Berikut adalah fakta kronologis yang membongkar manipulasi tersebut:
KRONOLOGI MANIPULASI & PEMBIARAN (2023–2026)
• TAHUN 1993 (Awal Izin): Diterbitkan IMB awal yang terikat pada batas tanah milik sesuai sertifikat dan wajib tunduk pada larangan bangunan di sempadan sungai (UU No. 11/1974).
• 2023 – 2024 (Pelanggaran Fisik): PT Bernofarm membangun struktur baru (termasuk unit outdoor AC 2 lantai) yang nyata-nyata berdiri di atas Garis Sempadan Sungai (GSS)/Tanah Negara. Laporan keberatan warga diabaikan.
• 2025 (Pembiaran Terencana): Dinas P2CKTR dan PU-BMSDA Sidoarjo tidak melakukan penyegelan maupun pembongkaran. Ada pembiaran hingga bangunan selesai 90%.

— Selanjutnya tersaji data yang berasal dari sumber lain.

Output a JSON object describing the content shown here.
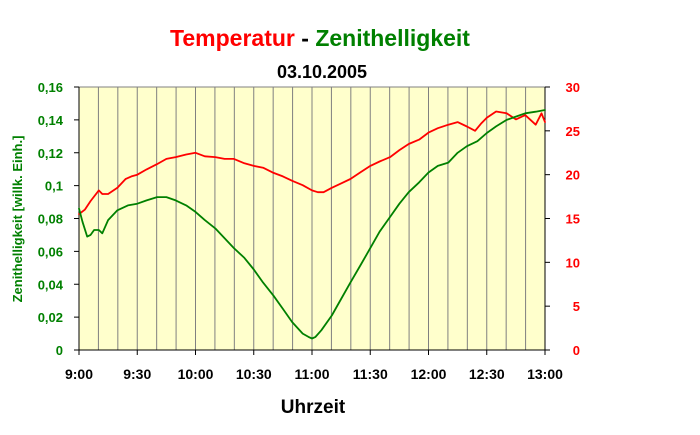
{
  "chart_data": {
    "type": "line",
    "title_part1": "Temperatur",
    "title_sep": " - ",
    "title_part2": "Zenithelligkeit",
    "subtitle": "03.10.2005",
    "xlabel": "Uhrzeit",
    "ylabel_left": "Zenithelligkeit [willk. Einh.]",
    "xlim": [
      9.0,
      13.0
    ],
    "ylim_left": [
      0,
      0.16
    ],
    "ylim_right": [
      0,
      30
    ],
    "x_ticks": [
      "9:00",
      "9:30",
      "10:00",
      "10:30",
      "11:00",
      "11:30",
      "12:00",
      "12:30",
      "13:00"
    ],
    "y_ticks_left": [
      "0",
      "0,02",
      "0,04",
      "0,06",
      "0,08",
      "0,1",
      "0,12",
      "0,14",
      "0,16"
    ],
    "y_ticks_right": [
      "0",
      "5",
      "10",
      "15",
      "20",
      "25",
      "30"
    ],
    "grid": "vertical",
    "plot_background": "#ffffcc",
    "colors": {
      "temperature": "#ff0000",
      "brightness": "#008000",
      "grid": "#808080"
    },
    "series": [
      {
        "key": "temperature",
        "axis": "right",
        "x": [
          9.0,
          9.05,
          9.1,
          9.17,
          9.2,
          9.25,
          9.33,
          9.4,
          9.45,
          9.5,
          9.58,
          9.67,
          9.75,
          9.83,
          9.92,
          10.0,
          10.08,
          10.17,
          10.25,
          10.33,
          10.42,
          10.5,
          10.58,
          10.67,
          10.75,
          10.83,
          10.92,
          11.0,
          11.05,
          11.1,
          11.17,
          11.25,
          11.33,
          11.42,
          11.5,
          11.58,
          11.67,
          11.75,
          11.83,
          11.92,
          12.0,
          12.08,
          12.17,
          12.25,
          12.33,
          12.4,
          12.45,
          12.5,
          12.58,
          12.67,
          12.75,
          12.83,
          12.92,
          12.97,
          13.0
        ],
        "values": [
          15.5,
          16.0,
          17.0,
          18.2,
          17.8,
          17.8,
          18.5,
          19.5,
          19.8,
          20.0,
          20.6,
          21.2,
          21.8,
          22.0,
          22.3,
          22.5,
          22.1,
          22.0,
          21.8,
          21.8,
          21.3,
          21.0,
          20.8,
          20.2,
          19.8,
          19.3,
          18.8,
          18.2,
          18.0,
          18.0,
          18.5,
          19.0,
          19.5,
          20.3,
          21.0,
          21.5,
          22.0,
          22.8,
          23.5,
          24.0,
          24.8,
          25.3,
          25.7,
          26.0,
          25.5,
          25.0,
          25.8,
          26.5,
          27.2,
          27.0,
          26.3,
          26.8,
          25.7,
          27.0,
          26.0
        ]
      },
      {
        "key": "brightness",
        "axis": "left",
        "x": [
          9.0,
          9.03,
          9.07,
          9.1,
          9.13,
          9.17,
          9.2,
          9.25,
          9.33,
          9.42,
          9.5,
          9.58,
          9.67,
          9.75,
          9.83,
          9.92,
          10.0,
          10.08,
          10.17,
          10.25,
          10.33,
          10.42,
          10.5,
          10.58,
          10.67,
          10.75,
          10.83,
          10.92,
          10.97,
          11.0,
          11.03,
          11.08,
          11.17,
          11.25,
          11.33,
          11.42,
          11.5,
          11.58,
          11.67,
          11.75,
          11.83,
          11.92,
          12.0,
          12.08,
          12.17,
          12.25,
          12.33,
          12.42,
          12.5,
          12.58,
          12.67,
          12.75,
          12.83,
          12.92,
          13.0
        ],
        "values": [
          0.086,
          0.078,
          0.069,
          0.07,
          0.073,
          0.073,
          0.071,
          0.079,
          0.085,
          0.088,
          0.089,
          0.091,
          0.093,
          0.093,
          0.091,
          0.088,
          0.084,
          0.079,
          0.074,
          0.068,
          0.062,
          0.056,
          0.049,
          0.041,
          0.033,
          0.025,
          0.017,
          0.01,
          0.008,
          0.007,
          0.008,
          0.012,
          0.021,
          0.031,
          0.041,
          0.052,
          0.062,
          0.072,
          0.081,
          0.089,
          0.096,
          0.102,
          0.108,
          0.112,
          0.114,
          0.12,
          0.124,
          0.127,
          0.132,
          0.136,
          0.14,
          0.142,
          0.144,
          0.145,
          0.146
        ]
      }
    ]
  }
}
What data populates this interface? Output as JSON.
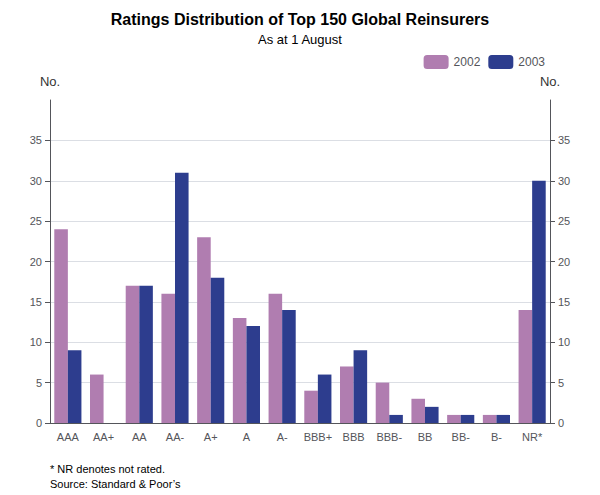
{
  "chart_data": {
    "type": "bar",
    "title": "Ratings Distribution of Top 150 Global Reinsurers",
    "subtitle": "As at 1 August",
    "ylabel": "No.",
    "y2label": "No.",
    "footnotes": [
      "* NR denotes not rated.",
      "Source: Standard & Poor’s"
    ],
    "categories": [
      "AAA",
      "AA+",
      "AA",
      "AA-",
      "A+",
      "A",
      "A-",
      "BBB+",
      "BBB",
      "BBB-",
      "BB",
      "BB-",
      "B-",
      "NR*"
    ],
    "series": [
      {
        "name": "2002",
        "color": "#b07db0",
        "values": [
          24,
          6,
          17,
          16,
          23,
          13,
          16,
          4,
          7,
          5,
          3,
          1,
          1,
          14
        ]
      },
      {
        "name": "2003",
        "color": "#2d3d8e",
        "values": [
          9,
          0,
          17,
          31,
          18,
          12,
          14,
          6,
          9,
          1,
          2,
          1,
          1,
          30
        ]
      }
    ],
    "ylim": [
      0,
      40
    ],
    "yticks": [
      0,
      5,
      10,
      15,
      20,
      25,
      30,
      35
    ],
    "y2lim": [
      0,
      40
    ],
    "y2ticks": [
      0,
      5,
      10,
      15,
      20,
      25,
      30,
      35
    ],
    "grid": true,
    "legend": "upper right"
  }
}
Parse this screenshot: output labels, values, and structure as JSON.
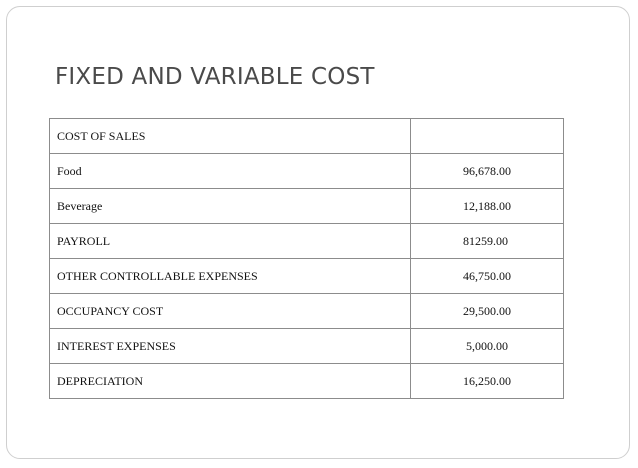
{
  "slide": {
    "title": "FIXED AND VARIABLE COST"
  },
  "table": {
    "rows": [
      {
        "label": "COST OF SALES",
        "value": ""
      },
      {
        "label": "Food",
        "value": "96,678.00"
      },
      {
        "label": "Beverage",
        "value": "12,188.00"
      },
      {
        "label": "PAYROLL",
        "value": "81259.00"
      },
      {
        "label": "OTHER CONTROLLABLE EXPENSES",
        "value": "46,750.00"
      },
      {
        "label": "OCCUPANCY COST",
        "value": "29,500.00"
      },
      {
        "label": "INTEREST EXPENSES",
        "value": "5,000.00"
      },
      {
        "label": "DEPRECIATION",
        "value": "16,250.00"
      }
    ]
  }
}
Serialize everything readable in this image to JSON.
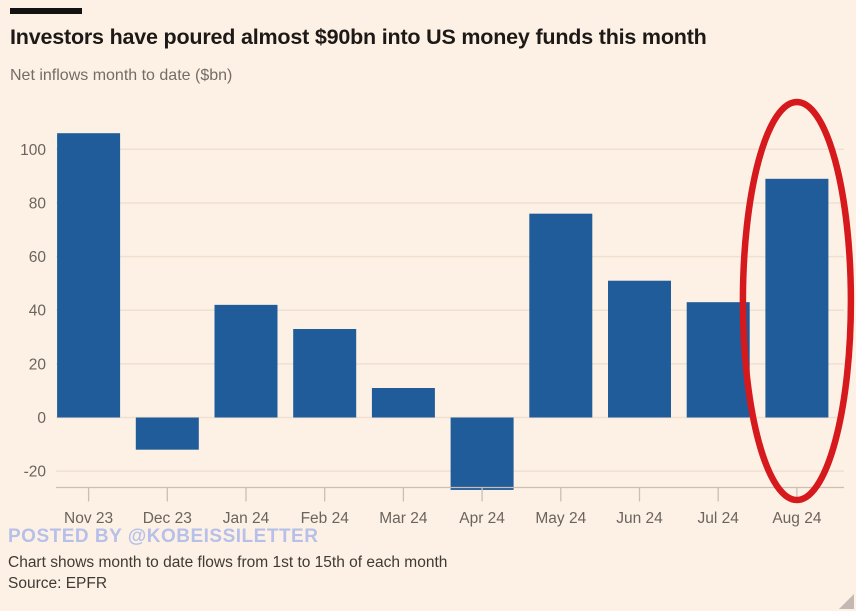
{
  "header": {
    "title": "Investors have poured almost $90bn into US money funds this month",
    "subtitle": "Net inflows month to date ($bn)"
  },
  "chart_data": {
    "type": "bar",
    "title": "Investors have poured almost $90bn into US money funds this month",
    "subtitle": "Net inflows month to date ($bn)",
    "xlabel": "",
    "ylabel": "Net inflows month to date ($bn)",
    "categories": [
      "Nov 23",
      "Dec 23",
      "Jan 24",
      "Feb 24",
      "Mar 24",
      "Apr 24",
      "May 24",
      "Jun 24",
      "Jul 24",
      "Aug 24"
    ],
    "values": [
      106,
      -12,
      42,
      33,
      11,
      -27,
      76,
      51,
      43,
      89
    ],
    "y_ticks": [
      -20,
      0,
      20,
      40,
      60,
      80,
      100
    ],
    "ylim": [
      -30,
      108
    ],
    "grid": true,
    "legend": "none",
    "bar_color": "#1f5c99",
    "annotation": {
      "type": "ellipse",
      "target_category": "Aug 24",
      "meaning": "highlight-circle around Aug 24 bar",
      "color": "#d6191c"
    }
  },
  "watermark": "POSTED BY @KOBEISSILETTER",
  "footer": {
    "note": "Chart shows month to date flows from 1st to 15th of each month",
    "source": "Source: EPFR"
  },
  "colors": {
    "background": "#fdf1e5",
    "bar": "#1f5c99",
    "grid": "#f0e0d0",
    "axis": "#cbbeb2",
    "tick_label": "#6b645d",
    "title_text": "#1c1917",
    "watermark": "#b6c0e9",
    "footer_text": "#3f3a34",
    "annotation_red": "#d6191c"
  }
}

• 8 JANUARI 2026 (Manipulasi Hukum): Kepala Dinas P2CKTR menerbitkan Surat Nomor 000/40/438.5.4/2026 yang menyatakan IMB 1993 tetap “SAH” sebagai upaya memutihkan bangunan baru tahun 2024. Surat ini sengaja tidak mencantumkan batas bidang untuk menutupi penyerobotan tanah negara.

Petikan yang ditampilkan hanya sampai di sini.